独自の改良が加えられ、戦闘型に改造されたオメガは、全ての戦闘型兵器及び武力組織との本格的な戦闘を始める。
味方は、生みの親であるヴィルヘルムのみ。
対して、敵はオメガを除く、全ての戦闘型のハイブリッド・ロボット。
圧倒的な不利にも関わらず、オメガは戦い続けた。
何度も傷付いた。
何度も膝をついた。
だが、それでも、オメガは戦い続けた。
ヴィルヘルムと共に、希望をもたらす為に。
新世紀十三年。
A.C.0013。
たった一年で、オメガの戦いは終わる。
ハイブリッド・ロボットを使役する全武力組織は壊滅し、オメガは勝利したかに思えた。
しかし、現実は違った。
戦争に使役されたハイブリッド・ロボットや、多くの武力組織は壊滅したものの、ハイブリッド・ロボットを開発し、それを利用するヒト…つまり、諸悪の根源は存在し続けた。
終わりのないゼロサムゲーム。
オメガの戦いは終わっても、戦争は終わっていなかった。
そして度重なる戦闘と、過度な改造と調整。
酷使されたオメガの体は、やがて耐えられなくなり、戦闘型兵器としても、ハイブリッド・ロボットとしても、役割を果たせなくなった。
全てを、オメガに背負わせてしまった。
本来ならば、このような事態を招いたヒトが背負うべきものを。
本来ならば、オメガではなく、私自身が背負うべきものを。
ヴィルヘルムは、ただ罪の意識を抱き続け、そして何よりも、無力な自分自身を呪った。
ただ、それでも、戦争は終わることを知らない。
自分が全ての元凶だ。
ハイブリッド・ロボットを生み出さなければ、こんなことにはならなかった。
挙げ句、エーテルという希望を生み出すエネルギーを、絶望を生み出すエネルギーとして使うことになってしまった。

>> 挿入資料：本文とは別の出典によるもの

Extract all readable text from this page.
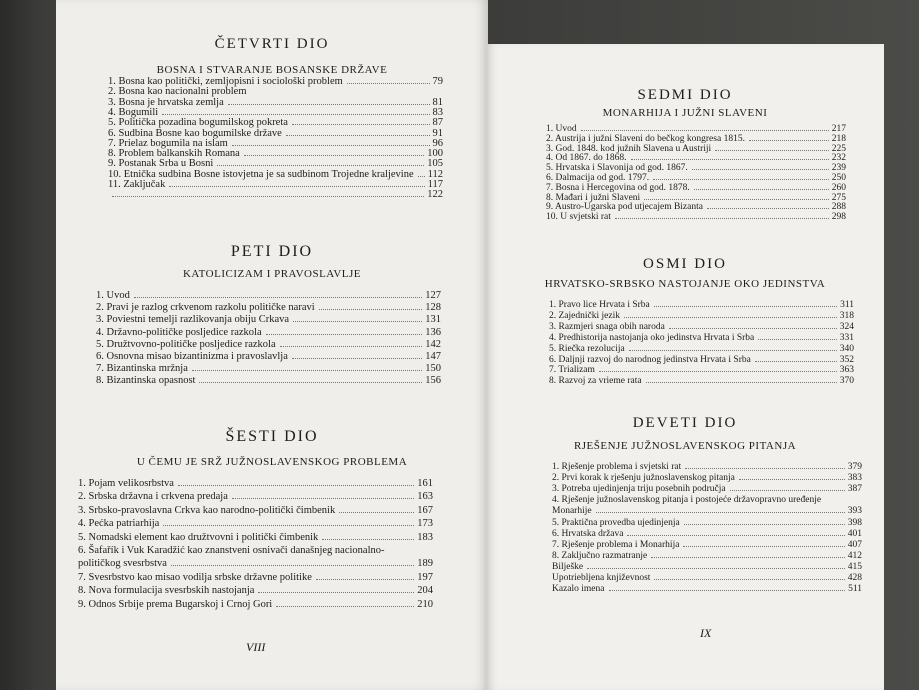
ČETVRTI DIO
BOSNA I STVARANJE BOSANSKE DRŽAVE
1. Bosna kao politički, zemljopisni i sociološki problem	79
2. Bosna kao nacionalni problem
3. Bosna je hrvatska zemlja	81
4. Bogumili	83
5. Politička pozadina bogumilskog pokreta	87
6. Sudbina Bosne kao bogumilske države	91
7. Prielaz bogumila na islam	96
8. Problem balkanskih Romana	100
9. Postanak Srba u Bosni	105
10. Etnička sudbina Bosne istovjetna je sa sudbinom Trojedne kraljevine 112
11. Zaključak	117
122
PETI DIO
KATOLICIZAM I PRAVOSLAVLJE
1. Uvod	127
2. Pravi je razlog crkvenom razkolu političke naravi	128
3. Poviestni temelji razlikovanja obiju Crkava	131
4. Državno-političke posljedice razkola	136
5. Družtvovno-političke posljedice razkola	142
6. Osnovna misao bizantinizma i pravoslavlja	147
7. Bizantinska mržnja	150
8. Bizantinska opasnost	156
ŠESTI DIO
U ČEMU JE SRŽ JUŽNOSLAVENSKOG PROBLEMA
1. Pojam velikosrbstva	161
2. Srbska državna i crkvena predaja	163
3. Srbsko-pravoslavna Crkva kao narodno-politički čimbenik	167
4. Pećka patriarhija	173
5. Nomadski element kao družtvovni i politički čimbenik	183
6. Šafařík i Vuk Karadžić kao znanstveni osnivači današnjeg nacionalno-
političkog svesrbstva	189
7. Svesrbstvo kao misao vodilja srbske državne politike	197
8. Nova formulacija svesrbskih nastojanja	204
9. Odnos Srbije prema Bugarskoj i Crnoj Gori	210
VIII
SEDMI DIO
MONARHIJA I JUŽNI SLAVENI
1. Uvod	217
2. Austrija i južni Slaveni do bečkog kongresa 1815.	218
3. God. 1848. kod južnih Slavena u Austriji	225
4. Od 1867. do 1868.	232
5. Hrvatska i Slavonija od god. 1867.	239
6. Dalmacija od god. 1797.	250
7. Bosna i Hercegovina od god. 1878.	260
8. Mađari i južni Slaveni	275
9. Austro-Ugarska pod utjecajem Bizanta	288
10. U svjetski rat	298
OSMI DIO
HRVATSKO-SRBSKO NASTOJANJE OKO JEDINSTVA
1. Pravo lice Hrvata i Srba	311
2. Zajednički jezik	318
3. Razmjeri snaga obih naroda	324
4. Predhistorija nastojanja oko jedinstva Hrvata i Srba	331
5. Riečka rezolucija	340
6. Daljnji razvoj do narodnog jedinstva Hrvata i Srba	352
7. Trializam	363
8. Razvoj za vrieme rata	370
DEVETI DIO
RJEŠENJE JUŽNOSLAVENSKOG PITANJA
1. Rješenje problema i svjetski rat	379
2. Prvi korak k rješenju južnoslavenskog pitanja	383
3. Potreba ujedinjenja triju posebnih područja	387
4. Rješenje južnoslavenskog pitanja i postojeće državopravno uređenje
Monarhije	393
5. Praktična provedba ujedinjenja	398
6. Hrvatska država	401
7. Rješenje problema i Monarhija	407
8. Zaključno razmatranje	412
Bilješke	415
Upotriebljena književnost	428
Kazalo imena	511
IX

このままでは、いずれロボットという存在が、ただ破壊を繰り返す殺戮兵器になってしまう。
その前に、止めなければならない。
オメガではなく、何より自分自身が。
ヴィルヘルムは、やがてハイブリッド・ロボットの発展機の創造を始める。
ハイブリッド・ロボットを、破壊の象徴となってしまった存在を止めるもの。
絶望ではなく、本当の意味での希望をもたらす存在。
彷徨える人々を導く存在。
遥か昔、人々が幻想の中に抱いた、ヒトの形をした、ヒトと変わらぬロボット。
それこそが、ヴィルヘルムの目指したものだった。
新世紀二十年。
A.C.0020。
全てのハイブリッド・ロボットの始祖たるアルファを雛型に、ヴィルヘルムはある存在を生み出す。
ハイブリッド・ロボットと同じく、ヒトの形をしているものの、その内部構造は遥かに違う存在。
ヒトと限りなく近く、ヒトとロボットを繋ぐ存在。
ヒトと変わらぬ、無限の可能性を秘めたる存在。
その存在の名は、アンドロイド。
かつて幻想の産物だった存在は、ヴィルヘルムの手によって造られた。
ハイブリッド・ロボットの始祖であるアルファとオメガ。
そして、その二体の流れを汲んだ、アンドロイドの始祖たる二体の「アダム」と「イヴ」。
この二体のアンドロイドの存在こそが、新たなる物語の始まりだった。